Revenue Mix · % of Top Line
Cost Structure · % of Operating Cost
Use of Funds · % of $4.5M Raise
Problem & Solution
Mid-luxury outdoor furniture · hospitality-grade durability · GCC + Mediterranean DTC+B2B
The Problem
GCC and Mediterranean hospitality (hotels, beach clubs, restaurants) replace outdoor furniture every 24–36 months due to UV degradation, sand abrasion, and pool-chemical corrosion. The market is split between disposable $200/unit imports (low durability) and luxury European brands at $2,000+/unit (over-specified).
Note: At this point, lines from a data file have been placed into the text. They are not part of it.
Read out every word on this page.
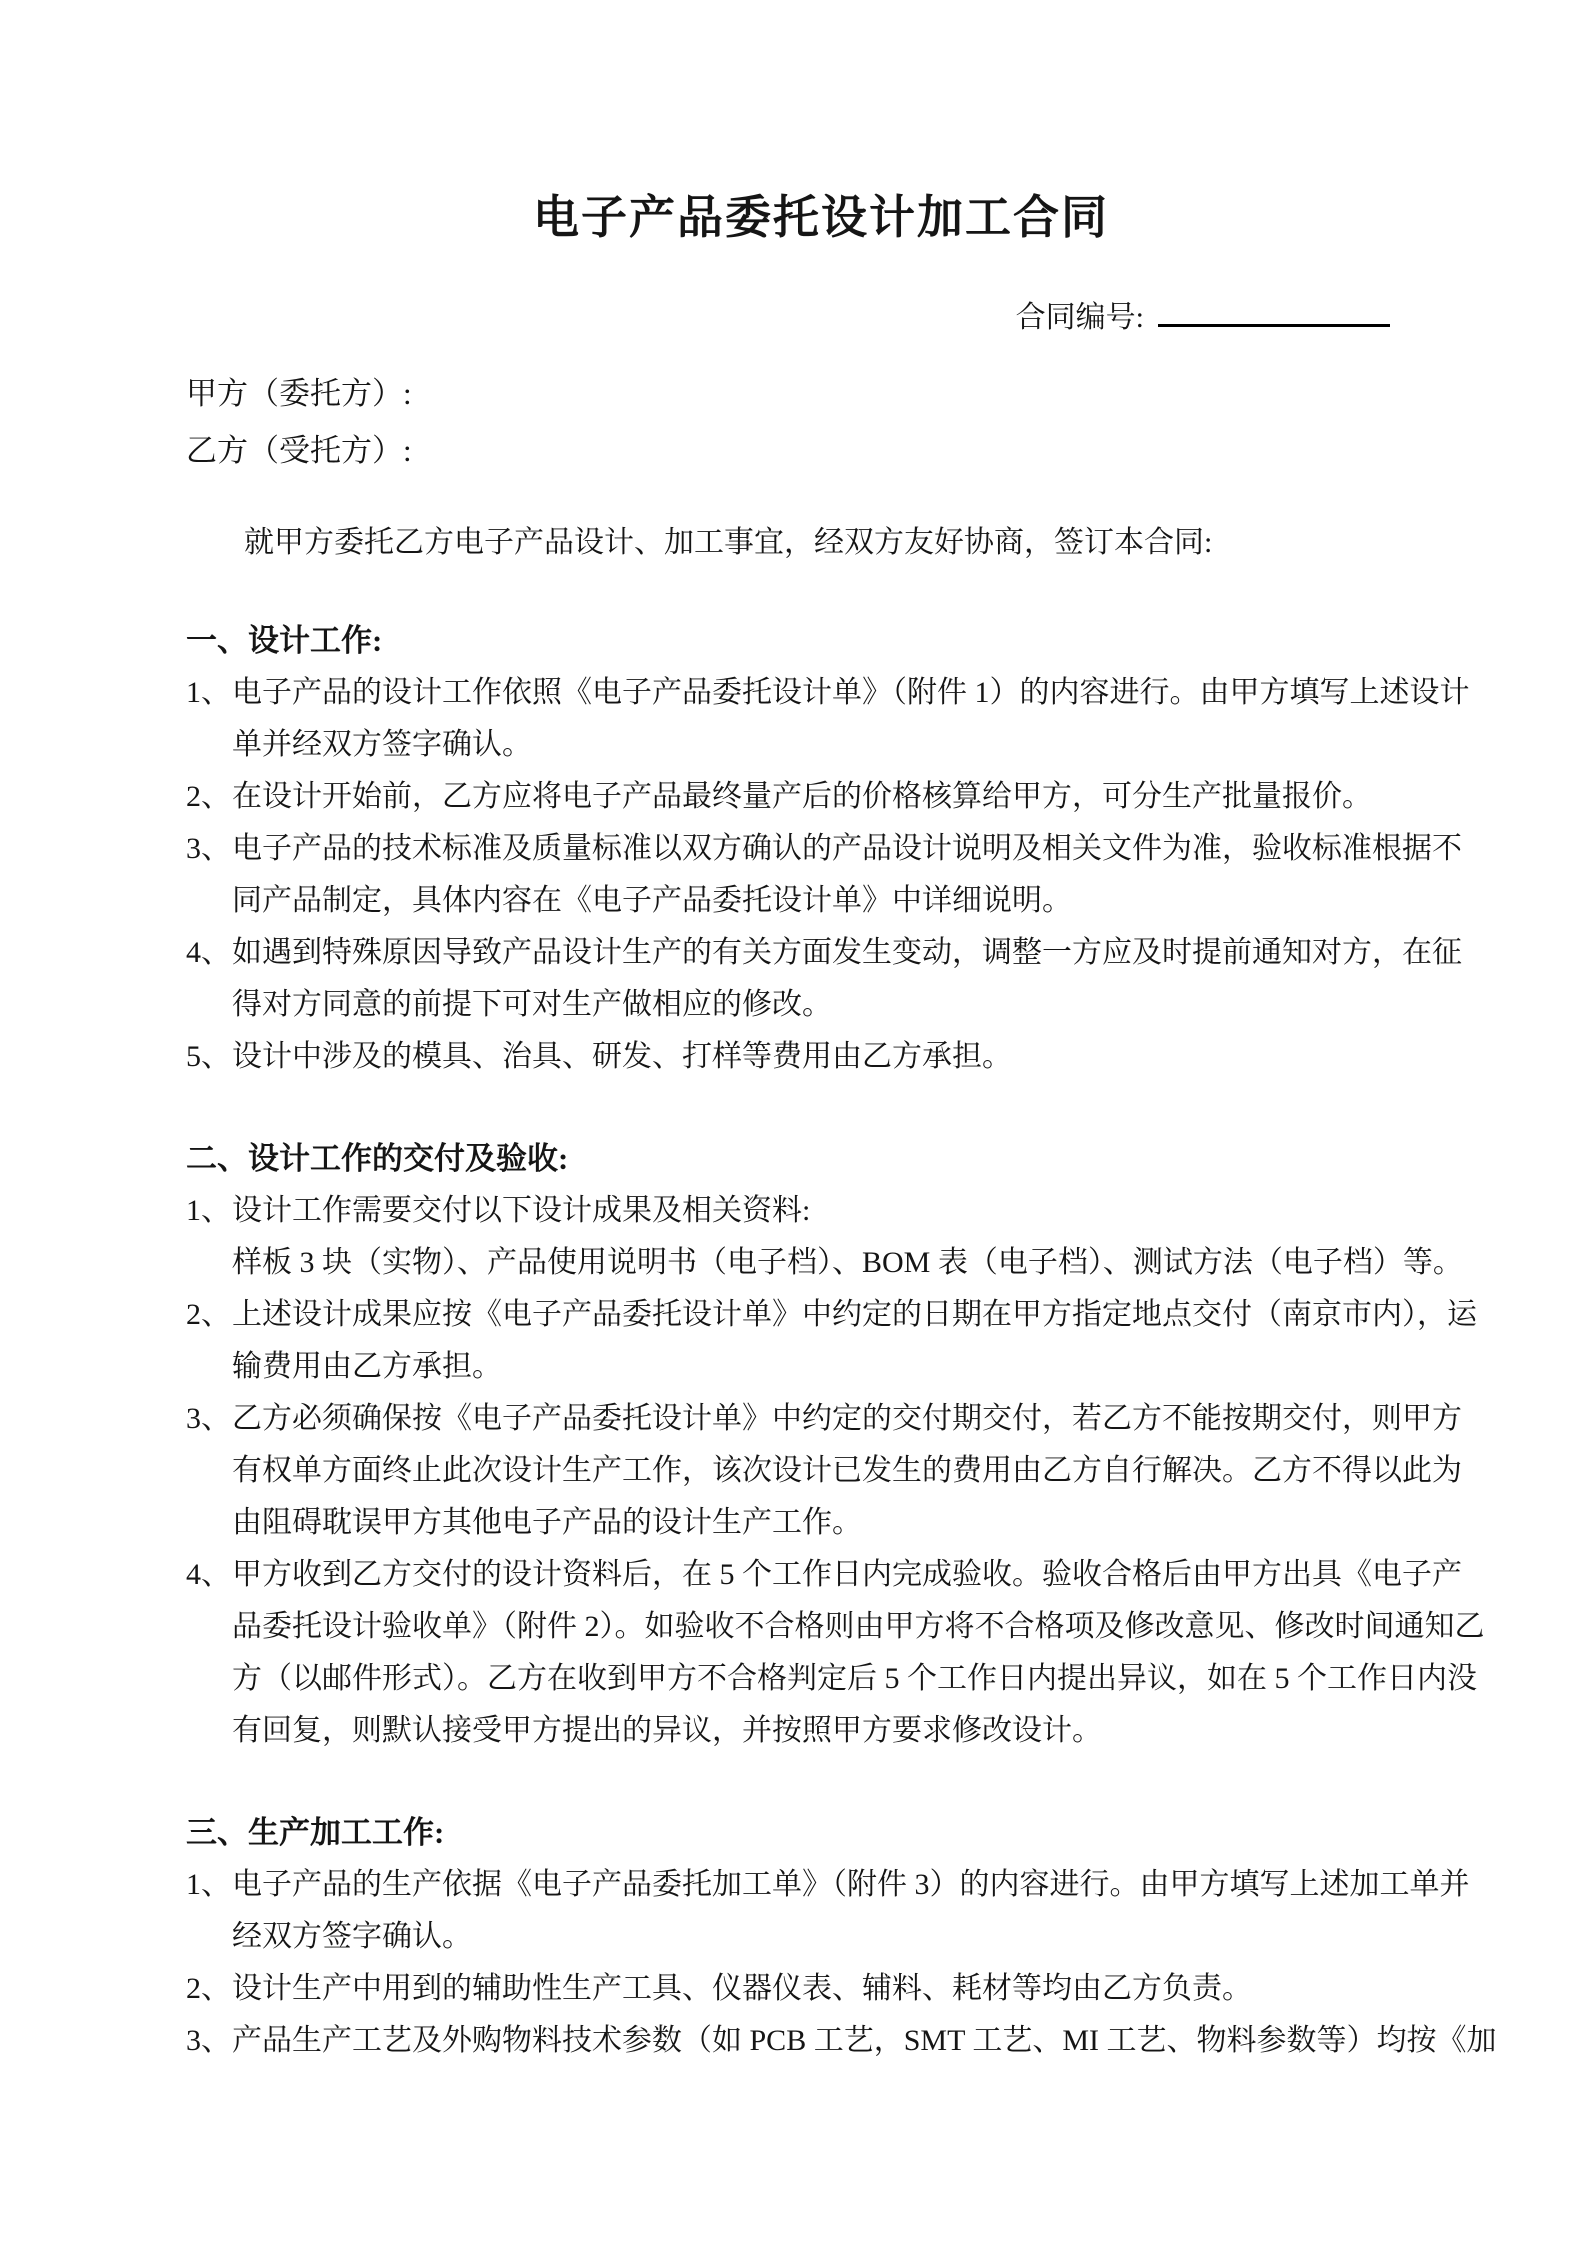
电子产品委托设计加工合同
合同编号:
甲方（委托方）:
乙方（受托方）:
就甲方委托乙方电子产品设计、加工事宜，经双方友好协商，签订本合同:
一、设计工作:
1、 电子产品的设计工作依照《电子产品委托设计单》（附件 1）的内容进行。由甲方填写上述设计
单并经双方签字确认。
2、 在设计开始前，乙方应将电子产品最终量产后的价格核算给甲方，可分生产批量报价。
3、 电子产品的技术标准及质量标准以双方确认的产品设计说明及相关文件为准，验收标准根据不
同产品制定，具体内容在《电子产品委托设计单》中详细说明。
4、 如遇到特殊原因导致产品设计生产的有关方面发生变动，调整一方应及时提前通知对方，在征
得对方同意的前提下可对生产做相应的修改。
5、 设计中涉及的模具、治具、研发、打样等费用由乙方承担。
二、设计工作的交付及验收:
1、 设计工作需要交付以下设计成果及相关资料:
样板 3 块（实物）、产品使用说明书（电子档）、BOM 表（电子档）、测试方法（电子档）等。
2、 上述设计成果应按《电子产品委托设计单》中约定的日期在甲方指定地点交付（南京市内），运
输费用由乙方承担。
3、 乙方必须确保按《电子产品委托设计单》中约定的交付期交付，若乙方不能按期交付，则甲方
有权单方面终止此次设计生产工作，该次设计已发生的费用由乙方自行解决。乙方不得以此为
由阻碍耽误甲方其他电子产品的设计生产工作。
4、 甲方收到乙方交付的设计资料后，在 5 个工作日内完成验收。验收合格后由甲方出具《电子产
品委托设计验收单》（附件 2）。如验收不合格则由甲方将不合格项及修改意见、修改时间通知乙
方（以邮件形式）。乙方在收到甲方不合格判定后 5 个工作日内提出异议，如在 5 个工作日内没
有回复，则默认接受甲方提出的异议，并按照甲方要求修改设计。
三、生产加工工作:
1、 电子产品的生产依据《电子产品委托加工单》（附件 3）的内容进行。由甲方填写上述加工单并
经双方签字确认。
2、 设计生产中用到的辅助性生产工具、仪器仪表、辅料、耗材等均由乙方负责。
3、 产品生产工艺及外购物料技术参数（如 PCB 工艺，SMT 工艺、MI 工艺、物料参数等）均按《加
The $400–$1,200/unit hospitality-grade gap is structurally underserved.
Our Solution
An outdoor furniture brand engineered for GCC + Mediterranean conditions — marine-grade aluminum frames, all-weather wicker, quick-dry foam, and 5-year UV warranty. Dual channel: 65% hospitality B2B contracts (hotels, F&B groups, beach clubs) and 35% premium residential DTC.
Market Opportunity
$26B Global Outdoor Furniture addressable today
GCC outdoor furniture market $1.4B (2025) → $2.3B (2030) · 10.4% CAGR · hospitality-grade sub-segment growing 15% CAGR
Hospitality B2B: project orders averaging $85K with 90-day fulfillment, ~38% gross margin. DTC: average AOV $1,400, ~52% gross margin, served through curated showrooms + e-commerce. ~28% repeat order rate from hospitality clients within 30 months.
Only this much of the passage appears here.